This is the third of four posts on the nature and management of shoulds.
From Ed Friedman I also learned of the incredible importance of emotional triangles — the laws of relationships; this information changed my life. Essentially, shoulds invest energy in the third limb of the triangle, an investment that is generally dysfunctional (unless other people want the investment).
For those who are unfamiliar with my work, an emotional triangle is the triangular relationship between any two people and a third person or issue, e.g., me and you, me and an issue (or person), you and the same issue. Since there are many people in my life, and many issues (sometimes many issues with the same person), there are many (thousands) of emotional triangles in my life (and in the life of every person). I do not live in isolation, and I am always subject to the influence of these triangles! It is the system within which I live, and systems are designed to remain the same — shoulds are one of the ways in which this occurs.
It is also important to recognize emotional triangles can also exist (and frequently do) between the sailors within me. These internal triangles have the same rules, but are not as apparent usually. Management is also the same.
There are three laws associated with emotional triangles, with corollaries, applicable to every triangle. Imagine you and I and an issue (a sample triangle — the laws are the same for every triangle).
- I can only change myself. I can change my relationship with you, I can change my relationship with the issue, but I cannot change you and your relationship to the issue. This latter is called my third limb, the limb to which I do not belong; it is a relative term in that your third limb is the relationship between me and the issue. But what happens if I am anxious about you and your relationship, my third limb? These are the corollaries.
- When I attempt to change my third limb, the results of my efforts are not predictable. In spite of how much I think I know you, you are not predictable. You will only change when you want to do so, not when I want you to do so (these might be the same, but often not). Much of human activity involves investment in the third limb, but is cooperative and seems as though it is predictable. For example, in work environments, the boss is invariably seeking to change the third limb — but here, the employee is willing to cooperate so as to get paid!
- What is predictable is that, when you don’t want to change, the more I insist that you change, the more I will get the opposite of what I want. You will resist me.
- Under these circumstances, any pain in the triangle between us will move in my direction. Needless to say, not a recipe for success.
- If I change, you must change. We are connected! But, under these circumstances, you may be anxious about my changes. This will be especially true if my change is significant to the system in which I live. Corollaries:
- Suppose you are anxious about my change. In your anxiety, you will attempt to change your third limb, me and my relationship to the issue. This is called sabotage. It will occur, and in fact, I can know that my change is effective by the degree to which sabotage occurs. I generally tell people that changing myself is only 30% of the work of change; dealing with the sabotage is 70% of the work.

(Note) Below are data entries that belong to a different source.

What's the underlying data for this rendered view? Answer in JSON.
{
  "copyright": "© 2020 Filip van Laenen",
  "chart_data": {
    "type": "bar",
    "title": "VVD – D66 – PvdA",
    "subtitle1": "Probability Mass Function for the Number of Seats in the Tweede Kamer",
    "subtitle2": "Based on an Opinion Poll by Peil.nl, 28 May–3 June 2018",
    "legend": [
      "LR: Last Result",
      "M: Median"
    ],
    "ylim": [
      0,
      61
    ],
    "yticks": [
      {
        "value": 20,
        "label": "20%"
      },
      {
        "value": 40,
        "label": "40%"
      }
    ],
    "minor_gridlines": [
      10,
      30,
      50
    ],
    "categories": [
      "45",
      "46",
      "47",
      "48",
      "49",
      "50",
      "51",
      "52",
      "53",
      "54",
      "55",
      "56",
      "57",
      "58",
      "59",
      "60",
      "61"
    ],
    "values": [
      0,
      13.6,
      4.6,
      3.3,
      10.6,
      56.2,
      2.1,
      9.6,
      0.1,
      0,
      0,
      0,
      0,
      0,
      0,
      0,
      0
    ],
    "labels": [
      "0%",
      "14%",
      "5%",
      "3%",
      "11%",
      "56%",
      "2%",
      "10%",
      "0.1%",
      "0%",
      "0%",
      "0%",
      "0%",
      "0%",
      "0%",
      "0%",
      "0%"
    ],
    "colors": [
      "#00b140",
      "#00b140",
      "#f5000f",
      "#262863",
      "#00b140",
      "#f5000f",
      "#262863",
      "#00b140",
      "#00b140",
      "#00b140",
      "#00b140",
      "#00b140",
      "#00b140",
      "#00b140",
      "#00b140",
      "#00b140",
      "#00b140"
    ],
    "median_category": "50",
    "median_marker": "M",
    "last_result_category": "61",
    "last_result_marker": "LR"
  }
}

- Sabotage will occur even when my change is ultimately healthy for the system. Expect it; be prepared for it! Systems strive to remain stable, and therefore resist change.
- Change requires that I stay connected. Corollary:
- It takes about three months for change to work its way through the system. Rats — I have to stay and deal with the sabotage. It would be so nice if I could leave and come back when the change is complete. Tough!
As simple as these laws are, they are incredibly subtle in their usage. They also provide an active way by which to live the Serenity Prayer. The third limb refers to what I cannot change, the second law to what I can, and the boundary to the difference between these two areas. I first learned of the Serenity Prayer when I was 30; I did not learn how to use it until I learned of Emotional Triangles.
A major aspect of the management of shoulds is, thus, to really grasp the significance of these laws.